Starting this week the 43,000 KP workers will be making their choice known and the vying for votes by the two unions has been "hostile," as NUHW member Edvin Hakopian said.
NUHW members feel that this could be a make or break vote for their fledgling union. If they win this vote and are awarded the ability to represent KP's 43,000 workers it could make them a force to be reckoned with in California's healthcare industry...
Read the rest at Publiusforum.com...
well lets cordon off part of Chicago dump them all in give them guns and let nature take its course.
Looks like the Mafia wars of the 60’s is back.
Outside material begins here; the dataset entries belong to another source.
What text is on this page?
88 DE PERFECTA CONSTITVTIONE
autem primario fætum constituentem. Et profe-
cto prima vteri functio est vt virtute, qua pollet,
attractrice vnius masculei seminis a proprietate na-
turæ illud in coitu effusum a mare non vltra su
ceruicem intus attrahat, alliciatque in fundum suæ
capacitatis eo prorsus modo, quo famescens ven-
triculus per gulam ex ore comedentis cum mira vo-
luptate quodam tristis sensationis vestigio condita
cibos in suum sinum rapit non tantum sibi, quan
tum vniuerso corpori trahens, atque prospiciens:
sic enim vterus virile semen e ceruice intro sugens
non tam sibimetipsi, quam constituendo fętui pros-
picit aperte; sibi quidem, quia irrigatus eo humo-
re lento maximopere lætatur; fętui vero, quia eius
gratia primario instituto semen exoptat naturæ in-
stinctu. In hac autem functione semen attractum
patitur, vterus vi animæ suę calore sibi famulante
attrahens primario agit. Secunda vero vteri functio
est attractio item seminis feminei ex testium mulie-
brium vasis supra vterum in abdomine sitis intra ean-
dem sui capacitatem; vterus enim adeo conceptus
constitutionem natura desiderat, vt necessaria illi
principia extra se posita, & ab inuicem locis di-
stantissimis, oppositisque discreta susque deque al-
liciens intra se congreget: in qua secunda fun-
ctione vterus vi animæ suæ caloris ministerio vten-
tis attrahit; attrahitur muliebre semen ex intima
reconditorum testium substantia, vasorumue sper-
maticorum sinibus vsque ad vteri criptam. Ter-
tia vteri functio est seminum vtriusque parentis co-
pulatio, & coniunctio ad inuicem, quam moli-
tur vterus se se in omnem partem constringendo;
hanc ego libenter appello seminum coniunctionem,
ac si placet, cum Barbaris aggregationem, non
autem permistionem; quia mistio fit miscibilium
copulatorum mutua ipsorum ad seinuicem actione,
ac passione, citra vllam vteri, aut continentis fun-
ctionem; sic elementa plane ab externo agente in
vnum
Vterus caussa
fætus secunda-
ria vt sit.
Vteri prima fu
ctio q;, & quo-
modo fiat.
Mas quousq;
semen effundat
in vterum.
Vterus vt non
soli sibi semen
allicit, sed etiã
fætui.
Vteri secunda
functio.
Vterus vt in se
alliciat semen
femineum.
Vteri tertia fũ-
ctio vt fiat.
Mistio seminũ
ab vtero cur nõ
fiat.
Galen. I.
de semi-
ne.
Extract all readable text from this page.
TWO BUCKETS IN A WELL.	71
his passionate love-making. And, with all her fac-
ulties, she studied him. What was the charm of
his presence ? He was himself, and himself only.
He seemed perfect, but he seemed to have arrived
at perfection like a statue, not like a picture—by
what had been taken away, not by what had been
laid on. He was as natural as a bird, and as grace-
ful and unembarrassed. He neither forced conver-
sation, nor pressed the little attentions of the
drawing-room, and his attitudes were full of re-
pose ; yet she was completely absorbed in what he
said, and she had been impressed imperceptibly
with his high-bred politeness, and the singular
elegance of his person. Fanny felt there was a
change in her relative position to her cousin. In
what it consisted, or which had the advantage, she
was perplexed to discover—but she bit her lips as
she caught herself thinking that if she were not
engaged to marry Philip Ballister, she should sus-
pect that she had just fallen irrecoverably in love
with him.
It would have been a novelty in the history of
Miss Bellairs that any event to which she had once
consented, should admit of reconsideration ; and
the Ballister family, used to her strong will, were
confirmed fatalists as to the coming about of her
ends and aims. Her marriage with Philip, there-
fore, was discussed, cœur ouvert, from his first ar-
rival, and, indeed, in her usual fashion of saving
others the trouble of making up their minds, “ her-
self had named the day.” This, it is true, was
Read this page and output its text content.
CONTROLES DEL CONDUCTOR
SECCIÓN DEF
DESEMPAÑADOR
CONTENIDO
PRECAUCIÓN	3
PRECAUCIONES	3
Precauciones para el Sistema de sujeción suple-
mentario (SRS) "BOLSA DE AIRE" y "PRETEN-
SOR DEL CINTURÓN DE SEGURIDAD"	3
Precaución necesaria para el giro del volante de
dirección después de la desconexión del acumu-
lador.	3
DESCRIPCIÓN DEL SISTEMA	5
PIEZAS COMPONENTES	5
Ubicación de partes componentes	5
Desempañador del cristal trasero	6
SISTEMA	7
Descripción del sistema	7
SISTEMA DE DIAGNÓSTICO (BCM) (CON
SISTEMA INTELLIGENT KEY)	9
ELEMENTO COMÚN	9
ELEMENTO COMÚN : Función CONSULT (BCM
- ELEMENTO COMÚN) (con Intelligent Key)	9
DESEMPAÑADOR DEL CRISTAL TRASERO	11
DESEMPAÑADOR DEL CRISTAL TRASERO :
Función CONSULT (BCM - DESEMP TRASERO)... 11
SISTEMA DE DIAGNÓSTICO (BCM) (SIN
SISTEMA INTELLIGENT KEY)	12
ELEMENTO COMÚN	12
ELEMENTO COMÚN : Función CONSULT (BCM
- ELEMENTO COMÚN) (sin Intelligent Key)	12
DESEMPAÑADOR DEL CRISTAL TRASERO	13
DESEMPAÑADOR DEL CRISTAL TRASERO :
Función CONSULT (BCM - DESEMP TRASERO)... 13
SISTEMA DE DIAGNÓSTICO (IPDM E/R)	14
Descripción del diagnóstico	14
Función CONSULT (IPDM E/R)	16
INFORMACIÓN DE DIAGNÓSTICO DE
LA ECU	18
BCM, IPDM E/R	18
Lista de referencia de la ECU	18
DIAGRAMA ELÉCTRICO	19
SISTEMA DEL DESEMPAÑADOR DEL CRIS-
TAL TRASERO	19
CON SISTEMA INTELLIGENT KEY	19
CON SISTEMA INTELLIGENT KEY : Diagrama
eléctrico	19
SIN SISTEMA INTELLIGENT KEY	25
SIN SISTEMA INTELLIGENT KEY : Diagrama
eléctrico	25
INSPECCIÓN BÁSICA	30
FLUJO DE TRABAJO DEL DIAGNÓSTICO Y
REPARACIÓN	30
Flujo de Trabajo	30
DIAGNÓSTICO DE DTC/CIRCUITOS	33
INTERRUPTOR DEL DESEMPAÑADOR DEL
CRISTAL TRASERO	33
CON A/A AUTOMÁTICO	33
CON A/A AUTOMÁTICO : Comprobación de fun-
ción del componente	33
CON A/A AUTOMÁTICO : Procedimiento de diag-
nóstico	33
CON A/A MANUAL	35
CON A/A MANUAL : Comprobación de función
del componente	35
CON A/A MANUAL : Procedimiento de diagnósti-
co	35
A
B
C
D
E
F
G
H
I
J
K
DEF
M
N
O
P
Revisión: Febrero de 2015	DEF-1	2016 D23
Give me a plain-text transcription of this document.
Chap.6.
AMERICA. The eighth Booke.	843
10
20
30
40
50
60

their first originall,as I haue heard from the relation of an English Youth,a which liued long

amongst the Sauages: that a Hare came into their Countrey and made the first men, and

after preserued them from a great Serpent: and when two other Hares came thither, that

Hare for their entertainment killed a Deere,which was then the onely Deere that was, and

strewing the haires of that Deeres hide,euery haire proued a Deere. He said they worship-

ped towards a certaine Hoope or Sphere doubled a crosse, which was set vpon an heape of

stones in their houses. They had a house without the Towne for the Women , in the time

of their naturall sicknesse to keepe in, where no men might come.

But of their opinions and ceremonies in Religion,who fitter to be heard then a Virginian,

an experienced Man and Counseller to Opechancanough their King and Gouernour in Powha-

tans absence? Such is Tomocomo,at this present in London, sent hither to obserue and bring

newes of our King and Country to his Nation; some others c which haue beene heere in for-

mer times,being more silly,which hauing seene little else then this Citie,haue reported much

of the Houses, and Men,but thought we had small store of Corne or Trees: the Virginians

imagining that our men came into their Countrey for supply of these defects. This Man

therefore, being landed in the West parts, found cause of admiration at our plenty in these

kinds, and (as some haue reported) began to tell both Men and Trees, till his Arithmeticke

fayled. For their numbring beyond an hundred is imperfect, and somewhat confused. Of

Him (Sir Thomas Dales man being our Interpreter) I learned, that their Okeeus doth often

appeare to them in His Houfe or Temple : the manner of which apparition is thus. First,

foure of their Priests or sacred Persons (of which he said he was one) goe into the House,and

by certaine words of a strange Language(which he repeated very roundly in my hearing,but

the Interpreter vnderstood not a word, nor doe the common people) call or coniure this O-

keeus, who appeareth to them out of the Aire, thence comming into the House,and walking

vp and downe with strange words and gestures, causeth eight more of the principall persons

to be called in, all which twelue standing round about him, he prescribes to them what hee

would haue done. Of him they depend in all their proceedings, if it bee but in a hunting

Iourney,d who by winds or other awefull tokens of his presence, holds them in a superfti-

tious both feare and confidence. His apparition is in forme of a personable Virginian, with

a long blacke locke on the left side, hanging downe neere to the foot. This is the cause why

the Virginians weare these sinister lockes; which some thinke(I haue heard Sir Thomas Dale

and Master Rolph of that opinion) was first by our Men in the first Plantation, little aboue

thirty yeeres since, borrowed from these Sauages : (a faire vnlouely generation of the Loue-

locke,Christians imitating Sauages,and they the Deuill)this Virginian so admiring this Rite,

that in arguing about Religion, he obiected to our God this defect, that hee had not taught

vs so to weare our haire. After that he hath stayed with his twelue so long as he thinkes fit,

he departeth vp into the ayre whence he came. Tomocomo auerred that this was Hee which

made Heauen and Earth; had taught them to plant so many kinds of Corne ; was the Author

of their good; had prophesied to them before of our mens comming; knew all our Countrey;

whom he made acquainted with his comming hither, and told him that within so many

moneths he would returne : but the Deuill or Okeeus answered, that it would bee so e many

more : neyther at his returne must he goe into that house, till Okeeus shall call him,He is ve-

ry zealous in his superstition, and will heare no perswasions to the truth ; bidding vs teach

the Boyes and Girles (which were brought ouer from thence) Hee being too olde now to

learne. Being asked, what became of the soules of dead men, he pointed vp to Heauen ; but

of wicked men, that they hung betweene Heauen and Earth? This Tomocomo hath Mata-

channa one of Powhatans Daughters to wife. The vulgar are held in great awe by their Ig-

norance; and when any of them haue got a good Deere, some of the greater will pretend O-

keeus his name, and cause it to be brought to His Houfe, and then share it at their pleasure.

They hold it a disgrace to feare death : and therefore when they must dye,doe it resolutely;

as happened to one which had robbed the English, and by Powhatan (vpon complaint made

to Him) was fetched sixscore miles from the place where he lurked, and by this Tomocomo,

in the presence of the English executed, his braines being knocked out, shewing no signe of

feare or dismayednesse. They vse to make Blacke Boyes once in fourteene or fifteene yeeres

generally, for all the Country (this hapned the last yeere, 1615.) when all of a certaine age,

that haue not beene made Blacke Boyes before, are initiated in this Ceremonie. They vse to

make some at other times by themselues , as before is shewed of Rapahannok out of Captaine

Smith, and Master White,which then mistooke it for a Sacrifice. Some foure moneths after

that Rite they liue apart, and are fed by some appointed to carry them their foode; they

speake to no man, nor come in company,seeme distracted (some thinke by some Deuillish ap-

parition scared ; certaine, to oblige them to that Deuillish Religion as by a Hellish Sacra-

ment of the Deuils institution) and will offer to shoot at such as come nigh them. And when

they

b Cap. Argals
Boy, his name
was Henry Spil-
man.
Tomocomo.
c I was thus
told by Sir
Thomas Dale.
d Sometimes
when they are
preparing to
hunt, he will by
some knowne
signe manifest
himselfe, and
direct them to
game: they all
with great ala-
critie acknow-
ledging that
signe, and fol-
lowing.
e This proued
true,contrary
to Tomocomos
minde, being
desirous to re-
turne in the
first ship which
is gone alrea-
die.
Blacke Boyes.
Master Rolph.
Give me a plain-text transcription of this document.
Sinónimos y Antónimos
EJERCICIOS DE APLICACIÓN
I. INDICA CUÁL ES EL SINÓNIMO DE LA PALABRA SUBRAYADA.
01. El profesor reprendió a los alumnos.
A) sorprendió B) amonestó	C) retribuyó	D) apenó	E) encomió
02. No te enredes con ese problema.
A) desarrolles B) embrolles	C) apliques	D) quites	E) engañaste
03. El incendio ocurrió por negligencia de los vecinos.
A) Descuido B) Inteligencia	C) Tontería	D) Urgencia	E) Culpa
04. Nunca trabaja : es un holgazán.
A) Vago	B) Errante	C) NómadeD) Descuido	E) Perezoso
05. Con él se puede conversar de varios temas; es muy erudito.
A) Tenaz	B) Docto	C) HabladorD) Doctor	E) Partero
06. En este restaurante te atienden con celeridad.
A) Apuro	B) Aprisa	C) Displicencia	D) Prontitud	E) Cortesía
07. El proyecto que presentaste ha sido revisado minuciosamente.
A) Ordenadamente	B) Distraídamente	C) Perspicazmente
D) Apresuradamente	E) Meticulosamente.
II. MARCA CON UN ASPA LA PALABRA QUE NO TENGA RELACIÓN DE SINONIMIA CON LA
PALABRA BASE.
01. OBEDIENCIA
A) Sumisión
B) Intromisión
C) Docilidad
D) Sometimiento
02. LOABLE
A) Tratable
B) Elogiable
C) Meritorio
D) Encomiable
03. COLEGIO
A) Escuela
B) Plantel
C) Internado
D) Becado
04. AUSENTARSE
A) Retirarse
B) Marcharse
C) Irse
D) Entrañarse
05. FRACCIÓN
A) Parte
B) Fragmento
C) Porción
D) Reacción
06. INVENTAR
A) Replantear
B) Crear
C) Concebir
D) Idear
Either way, unionization will surely lower health care cost$. /s
My sister is SEIU all the way...it’s sicking to watch. But to hear her talk about how her union (SEIU) is the “Rightful” union is insane, much like her.
The War Of The Goons.
Man, we can’t pick our family, eh?
No we can’t pick family. After a discussion one of my 2 nieces de-friended me on her facebook page...Ah to be a young liberal with a mean ol Conservative for an uncle.
I found this piece written by a SEIU member elsewhere and it's worth noting:
"Plain and simple, Kaiser workers are not willing to risk the new National Agreement we fought to win this spring and ratified with a record-setting majority membership vote in June. Our contract guarantees a 9% wage increase over the next three years, fully paid family healthcare, and the best job protection in the industry--all of this negotiated in the middle of the economic crisis."
And here I thought that the rising costs of healthcare was a result of the greedy insurance companies.